Lois Malin, assistant district attorney, Mark A. Dupree Sr., district attorney, and Derek Schmidt, attorney general, for appellee.
Before Warner, P.J., Powell, J., and Lahey, S.J.
MEMORANDUM OPINION
Per Curiam:
Robert D. Blaurock was convicted of a number of sex crimes, and his convictions and sentences were upheld on direct appeal. In 2018, Blaurock filed his present motion to correct an illegal sentence, his principal claim being that the district court erred by ordering some of his sentences to be served consecutively instead of concurrently. He also challenged his convictions based upon trial and charging errors. The district court summarily denied his motion. Blaurock now appeals, claiming the district court erred by not construing his motion as one filed under K.S.A. 60-1507, improperly denying his motion, and failing to declare his sentences as illegal. Our review of the record fails to find any errors by the district court. Thus, we affirm.
FACTUAL AND PROCEDURAL BACKGROUND
In June 2005, the State charged Blaurock with multiple felonies alleging the repeated sexual assault of his then-girlfriend's 14-year-old daughter, C.S. Ultimately, Blaurock was charged with the following: Counts I through VII, rape (alternatively aggravated indecent liberties with a child) occurring between May 1 and May 25, 2005; Count VIII, aggravated kidnapping occurring on May 25, 2005; Count IX, rape (alternatively aggravated indecent liberties with a child) occurring on May 25, 2005; Count X, rape (alternatively aggravated indecent liberties with a child) occurring on June 1, 2005; Count XI, aggravated criminal sodomy (alternatively criminal sodomy) occurring on June 1, 2005; Count XII, rape (alternatively aggravated indecent liberties with a child) occurring on May 25, 2005; and Count XIII, sexual exploitation of a child occurring on June 1, 2005.
The case went to trial; the jury acquitted Blaurock on Counts I through VII but found him guilty of the alternative charge of aggravated indecent liberties with a child in Count X. The jury deadlocked on the remaining counts, so the district court ordered a second trial on those counts.
Prior to the second trial, the State amended its information and ultimately charged Blaurock with: Count I, rape (alternatively aggravated indecent liberties with a child) occurring on May 25, 2005; Count II, aggravated criminal sodomy (alternatively criminal sodomy) occurring on June 1, 2005; and Count III, sexual exploitation of a child, occurring on June 1, 2005.
At the second trial, the State's case showed that on June 1, 2005, C.S. called the police to report that Blaurock had pulled her into his bedroom and raped her earlier that day.
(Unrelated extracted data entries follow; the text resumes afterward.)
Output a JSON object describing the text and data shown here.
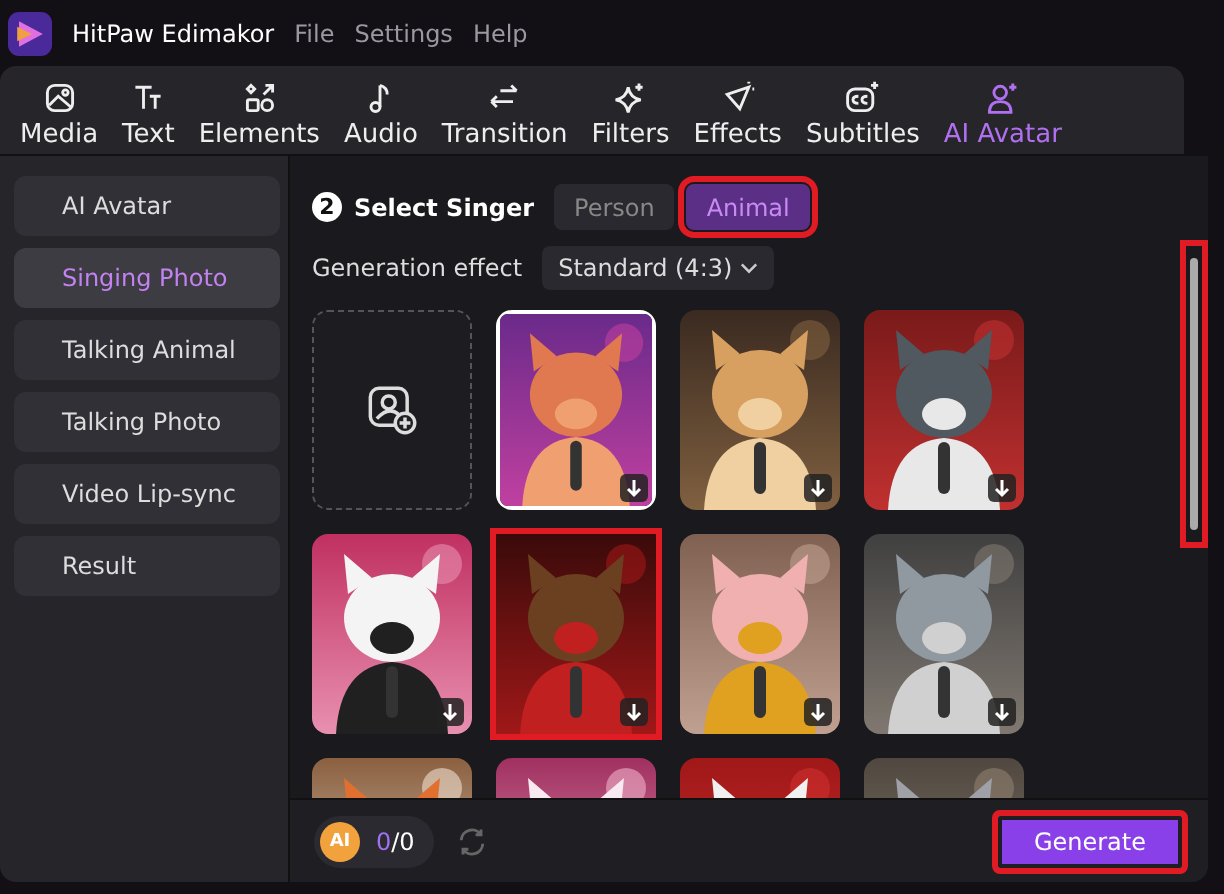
{
  "app": {
    "title": "HitPaw Edimakor",
    "menu": [
      "File",
      "Settings",
      "Help"
    ]
  },
  "toolbar": [
    {
      "label": "Media",
      "selected": false
    },
    {
      "label": "Text",
      "selected": false
    },
    {
      "label": "Elements",
      "selected": false
    },
    {
      "label": "Audio",
      "selected": false
    },
    {
      "label": "Transition",
      "selected": false
    },
    {
      "label": "Filters",
      "selected": false
    },
    {
      "label": "Effects",
      "selected": false
    },
    {
      "label": "Subtitles",
      "selected": false
    },
    {
      "label": "AI Avatar",
      "selected": true
    }
  ],
  "sidebar": {
    "items": [
      {
        "label": "AI Avatar",
        "selected": false
      },
      {
        "label": "Singing Photo",
        "selected": true
      },
      {
        "label": "Talking Animal",
        "selected": false
      },
      {
        "label": "Talking Photo",
        "selected": false
      },
      {
        "label": "Video Lip-sync",
        "selected": false
      },
      {
        "label": "Result",
        "selected": false
      }
    ]
  },
  "step": {
    "number": "2",
    "title": "Select Singer",
    "options": [
      {
        "label": "Person",
        "selected": false,
        "highlighted": false
      },
      {
        "label": "Animal",
        "selected": true,
        "highlighted": true
      }
    ]
  },
  "generation_effect": {
    "label": "Generation effect",
    "value": "Standard (4:3)"
  },
  "gallery": [
    {
      "kind": "upload",
      "selected": false,
      "highlighted": false
    },
    {
      "kind": "picture",
      "selected": true,
      "highlighted": false,
      "download": true
    },
    {
      "kind": "picture",
      "selected": false,
      "highlighted": false,
      "download": true
    },
    {
      "kind": "picture",
      "selected": false,
      "highlighted": false,
      "download": true
    },
    {
      "kind": "picture",
      "selected": false,
      "highlighted": false,
      "download": true
    },
    {
      "kind": "picture",
      "selected": false,
      "highlighted": true,
      "download": true
    },
    {
      "kind": "picture",
      "selected": false,
      "highlighted": false,
      "download": true
    },
    {
      "kind": "picture",
      "selected": false,
      "highlighted": false,
      "download": true
    },
    {
      "kind": "picture",
      "selected": false,
      "highlighted": false
    },
    {
      "kind": "picture",
      "selected": false,
      "highlighted": false
    },
    {
      "kind": "picture",
      "selected": false,
      "highlighted": false
    },
    {
      "kind": "picture",
      "selected": false,
      "highlighted": false
    }
  ],
  "scrollbar_highlighted": true,
  "footer": {
    "coin": "AI",
    "credits_used": "0",
    "credits_rest": "/0",
    "generate": {
      "label": "Generate",
      "highlighted": true
    }
  }
}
Her testimony revealed that a series of rapes and assaults had occurred prior to the June 1 attack and that Blaurock had taken Polaroid photos of some of the acts. C.S. alleged all of the crimes took place at the house where she lived with her mother and Blaurock. Further evidence included witness testimony, including from C.S. and Blaurock, DNA evidence, sexually explicit photographs recovered from Blaurock's residence that he had taken of C.S., and letters from Blaurock to both his mother and C.S.'s mother.
At the end of the second trial, the jury convicted Blaurock of the three remaining counts. On May 12, 2006, the district court sentenced Blaurock to 317 months in prison, with the rape, aggravated indecent liberties with a child, and sexual exploitation of child sentences to be served consecutively and the aggravated criminal sodomy sentence concurrently.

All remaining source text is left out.